Damiano Damiani – « Amityville II : le possédé » (« Amityville II : The Possession ») (1982)

Trois ans après le succès monstre du premier opus signé Stuart Rosenberg, la MGM s’attelle rapidement à la conception d’un nouvel Amityville, cette fois sous la houlette du célèbre producteur Dino De Laurentiis qui engage son compatriote Damiano Damiani, spécialiste du thriller politique transalpin (Confession d’un commissaire de police au procureur de la République), signant alors son premier film américain. Pour ce faire, le cinéaste s’entoure d’une équipe presque entièrement italienne (entre autres, Franco Di Giacomo, chef opérateur de 4 Mouches de velours gris de Dario Argento et de Qui l’a vue mourir ? d’Aldo Lado) et porte à l’écran le script de Tommy Lee Wallace, fidèle monteur de John Carpenter et réalisateur d’Halloween 3. Prequel plus que suite, évoquant le massacre des DeFeo par leur fils aîné (bien que ne correspondant en rien aux images du drame aperçues au début du premier film), le long-métrage, aujourd’hui réédité par Bach Films au sein d’un coffret trilogie riche en bonus, suit donc les mésaventures de la famille (ici rebaptisée Montelli), s’enfonçant peu à peu dans l’horreur suite à leur emménagement dans la sinistre maison du 112 Ocean Avenue…
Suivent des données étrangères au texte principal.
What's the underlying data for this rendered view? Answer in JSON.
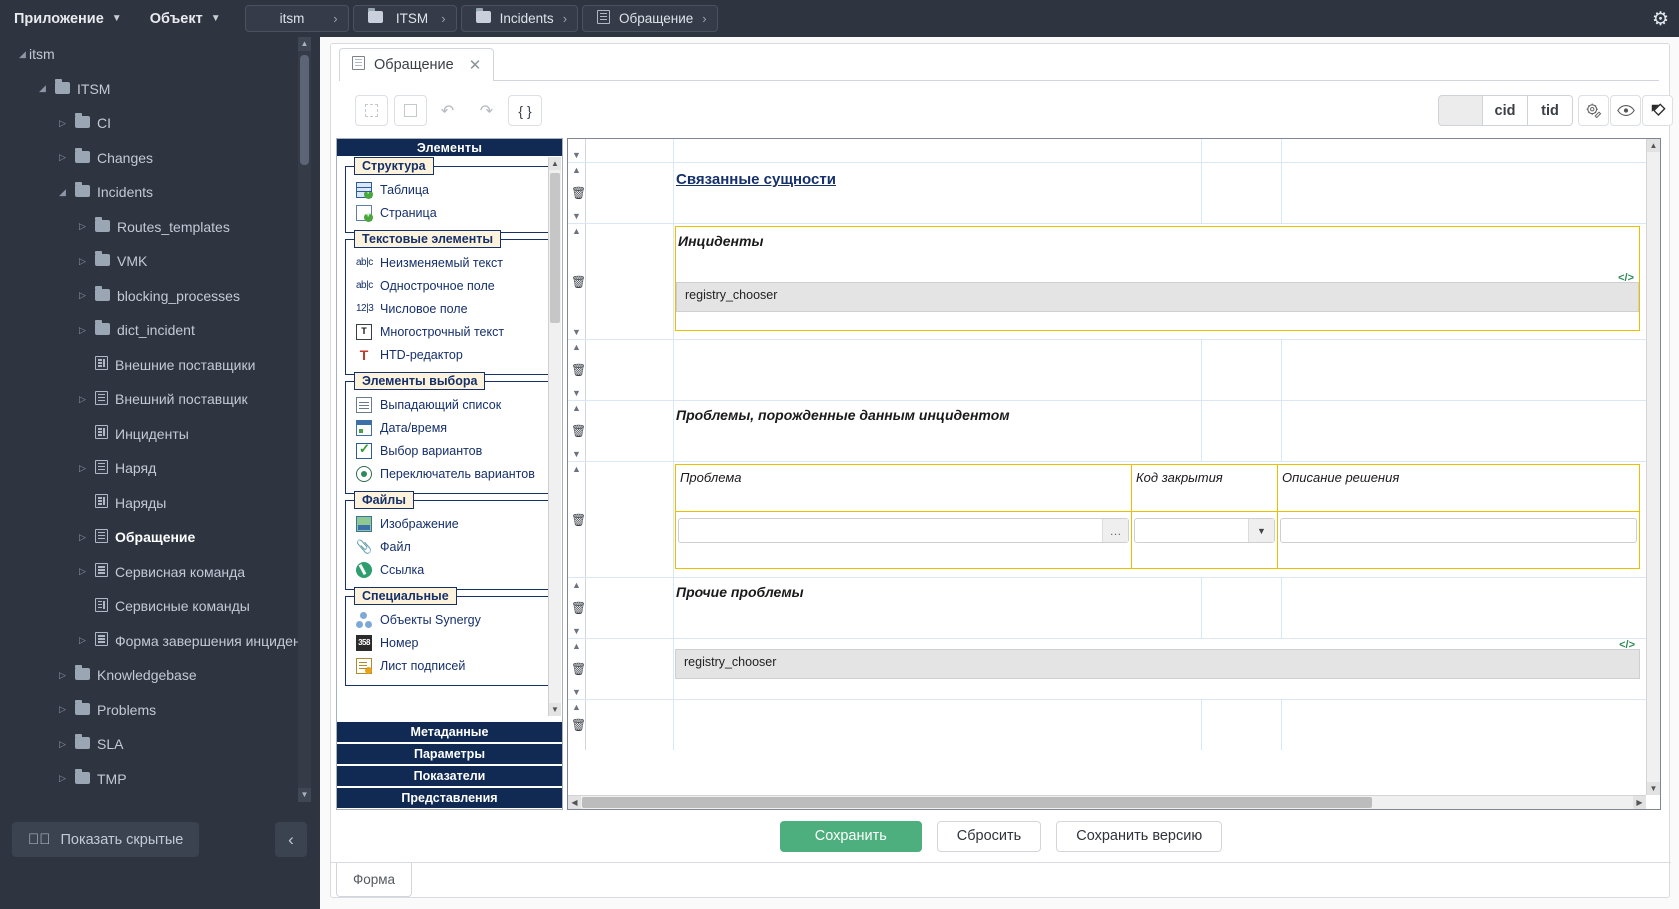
{
  "topbar": {
    "menus": [
      {
        "label": "Приложение",
        "caret": "chevron-down-icon"
      },
      {
        "label": "Объект",
        "caret": "chevron-down-icon"
      }
    ],
    "breadcrumbs": [
      {
        "label": "itsm",
        "icon": "",
        "sep": "›"
      },
      {
        "label": "ITSM",
        "icon": "folder-icon",
        "sep": "›"
      },
      {
        "label": "Incidents",
        "icon": "folder-icon",
        "sep": "›"
      },
      {
        "label": "Обращение",
        "icon": "document-icon",
        "sep": "›"
      }
    ],
    "settings_icon": "⚙"
  },
  "sidebar": {
    "tree": [
      {
        "label": "itsm",
        "indent": 0,
        "arrow": "down",
        "icon": "none"
      },
      {
        "label": "ITSM",
        "indent": 1,
        "arrow": "down",
        "icon": "folder"
      },
      {
        "label": "CI",
        "indent": 2,
        "arrow": "right",
        "icon": "folder"
      },
      {
        "label": "Changes",
        "indent": 2,
        "arrow": "right",
        "icon": "folder"
      },
      {
        "label": "Incidents",
        "indent": 2,
        "arrow": "down",
        "icon": "folder"
      },
      {
        "label": "Routes_templates",
        "indent": 3,
        "arrow": "right",
        "icon": "folder"
      },
      {
        "label": "VMK",
        "indent": 3,
        "arrow": "right",
        "icon": "folder"
      },
      {
        "label": "blocking_processes",
        "indent": 3,
        "arrow": "right",
        "icon": "folder"
      },
      {
        "label": "dict_incident",
        "indent": 3,
        "arrow": "right",
        "icon": "folder"
      },
      {
        "label": "Внешние поставщики",
        "indent": 3,
        "arrow": "none",
        "icon": "registry"
      },
      {
        "label": "Внешний поставщик",
        "indent": 3,
        "arrow": "right",
        "icon": "doc"
      },
      {
        "label": "Инциденты",
        "indent": 3,
        "arrow": "none",
        "icon": "registry"
      },
      {
        "label": "Наряд",
        "indent": 3,
        "arrow": "right",
        "icon": "doc"
      },
      {
        "label": "Наряды",
        "indent": 3,
        "arrow": "none",
        "icon": "registry"
      },
      {
        "label": "Обращение",
        "indent": 3,
        "arrow": "right",
        "icon": "doc",
        "selected": true
      },
      {
        "label": "Сервисная команда",
        "indent": 3,
        "arrow": "right",
        "icon": "doc"
      },
      {
        "label": "Сервисные команды",
        "indent": 3,
        "arrow": "none",
        "icon": "registry"
      },
      {
        "label": "Форма завершения инцидента",
        "indent": 3,
        "arrow": "right",
        "icon": "doc"
      },
      {
        "label": "Knowledgebase",
        "indent": 2,
        "arrow": "right",
        "icon": "folder"
      },
      {
        "label": "Problems",
        "indent": 2,
        "arrow": "right",
        "icon": "folder"
      },
      {
        "label": "SLA",
        "indent": 2,
        "arrow": "right",
        "icon": "folder"
      },
      {
        "label": "TMP",
        "indent": 2,
        "arrow": "right",
        "icon": "folder"
      }
    ],
    "show_hidden_label": "Показать скрытые",
    "show_hidden_icon": "eye-slash-icon",
    "collapse_icon": "‹"
  },
  "editor": {
    "doc_tab": {
      "label": "Обращение",
      "icon": "document-icon",
      "close": "✕"
    },
    "toolbar": {
      "grid_icon": "grid-icon",
      "square_icon": "square-icon",
      "undo_icon": "↶",
      "redo_icon": "↷",
      "json_label": "{ }",
      "blank_label": "",
      "cid_label": "cid",
      "tid_label": "tid",
      "gear_icon": "settings-wrench-icon",
      "eye_icon": "preview-eye-icon",
      "edit_icon": "edit-pencil-icon"
    },
    "buttons": {
      "save": "Сохранить",
      "reset": "Сбросить",
      "save_version": "Сохранить версию"
    },
    "bottom_tab": "Форма"
  },
  "palette": {
    "header": "Элементы",
    "groups": [
      {
        "legend": "Структура",
        "items": [
          {
            "label": "Таблица",
            "icon": "table-icon"
          },
          {
            "label": "Страница",
            "icon": "page-icon"
          }
        ]
      },
      {
        "legend": "Текстовые элементы",
        "items": [
          {
            "label": "Неизменяемый текст",
            "icon": "abc-icon"
          },
          {
            "label": "Однострочное поле",
            "icon": "abc-icon"
          },
          {
            "label": "Числовое поле",
            "icon": "number-123-icon"
          },
          {
            "label": "Многострочный текст",
            "icon": "textarea-icon"
          },
          {
            "label": "HTD-редактор",
            "icon": "htd-editor-icon"
          }
        ]
      },
      {
        "legend": "Элементы выбора",
        "items": [
          {
            "label": "Выпадающий список",
            "icon": "dropdown-icon"
          },
          {
            "label": "Дата/время",
            "icon": "calendar-icon"
          },
          {
            "label": "Выбор вариантов",
            "icon": "checkbox-icon"
          },
          {
            "label": "Переключатель вариантов",
            "icon": "radio-icon"
          }
        ]
      },
      {
        "legend": "Файлы",
        "items": [
          {
            "label": "Изображение",
            "icon": "image-icon"
          },
          {
            "label": "Файл",
            "icon": "paperclip-icon"
          },
          {
            "label": "Ссылка",
            "icon": "link-icon"
          }
        ]
      },
      {
        "legend": "Специальные",
        "items": [
          {
            "label": "Объекты Synergy",
            "icon": "synergy-objects-icon"
          },
          {
            "label": "Номер",
            "icon": "number-icon",
            "glyph": "358"
          },
          {
            "label": "Лист подписей",
            "icon": "signature-sheet-icon"
          }
        ]
      }
    ],
    "accordion": [
      "Метаданные",
      "Параметры",
      "Показатели",
      "Представления"
    ]
  },
  "form": {
    "section_title": "Связанные сущности",
    "incidents_label": "Инциденты",
    "incidents_chooser": "registry_chooser",
    "problems_label": "Проблемы, порожденные данным инцидентом",
    "table_headers": {
      "problem": "Проблема",
      "close_code": "Код закрытия",
      "solution": "Описание решения"
    },
    "table_inputs": {
      "problem_value": "",
      "problem_button": "…",
      "close_code_value": "",
      "close_code_caret": "▼",
      "solution_value": ""
    },
    "other_problems_label": "Прочие проблемы",
    "other_problems_chooser": "registry_chooser",
    "code_marker": "</>"
  },
  "colors": {
    "topbar_bg": "#2e3440",
    "sidebar_bg": "#2e3440",
    "accent_navy": "#102a54",
    "save_green": "#4caf7d",
    "yellow_border": "#e8c000"
  }
}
Sorte de remake déguisé du film de Rosenberg, Amityville II : le possédé prend également le parti de se saisir de la tragédie originelle (et bien réelle) des DeFeo pour dresser le portrait d’une famille américaine en crise que l’apparition d’une force démoniaque va peu à peu plonger dans la folie. Si dans le premier opus, la maison maudite faisait ressurgir les démons profondément enfouis du père, ici le malaise, et les liens troubles entre les différents membres, sont présents dès les premières images. Burt Young, dans le rôle du patriarche Anthony, paraît froid et autoritaire envers ses deux plus jeunes enfants et la relation entre Sonny, l’aîné, et sa sœur Patricia démontre une tendresse pour le moins ambiguë (qui trouvera une représentation plus qu’explicite lors d’une scène très dérangeante plus tard dans le métrage). Au détour d’un plan, Damiani cadre la famille réunie et souriante dans un miroir se fêlant légèrement, symbolisant ironiquement le vernis de cette image d’Épinal sous le point de craquer. Contrairement aux Lutz dans le long-métrage original, les Montelli ne sont pas des WASP pur jus, mais des descendants d’immigrés italiens catholiques, en accord avec le reste de sa filmographie, cet aspect permet au cinéaste de dresser un portait peu reluisant de son pays d’origine. Anthony se révèle donc violent et machiste, sa fille, quant à elle (interprétée par une Diane Franklin aux faux airs de Jennifer Connelly période Phenomena), est sexualisée au point d’en faire un objet de désir pour tous les hommes alentour (y compris son propre frère). Lors d’une séquence tardive d’exorcisme, le démon apparaît au père Adamsky sous les traits de l’adolescente, se présentant comme son plus grand fantasme, prenant ainsi le contre-pied de L’Exorciste (auquel les dernières scènes adressent des clins d’œil aussi nombreux que peu subtils), dans lequel Pazuzu revêtait l’apparence de la mère défunte de Karras pour le troubler. Ici le lien familial, le respect du sacré ne sont rien face aux pulsions et aux fantasmes, en s’appropriant le film, le réalisateur en pervertit les codes, rendant tout plus trivial (allant même jusqu’à évoquer les problèmes sexuels des parents).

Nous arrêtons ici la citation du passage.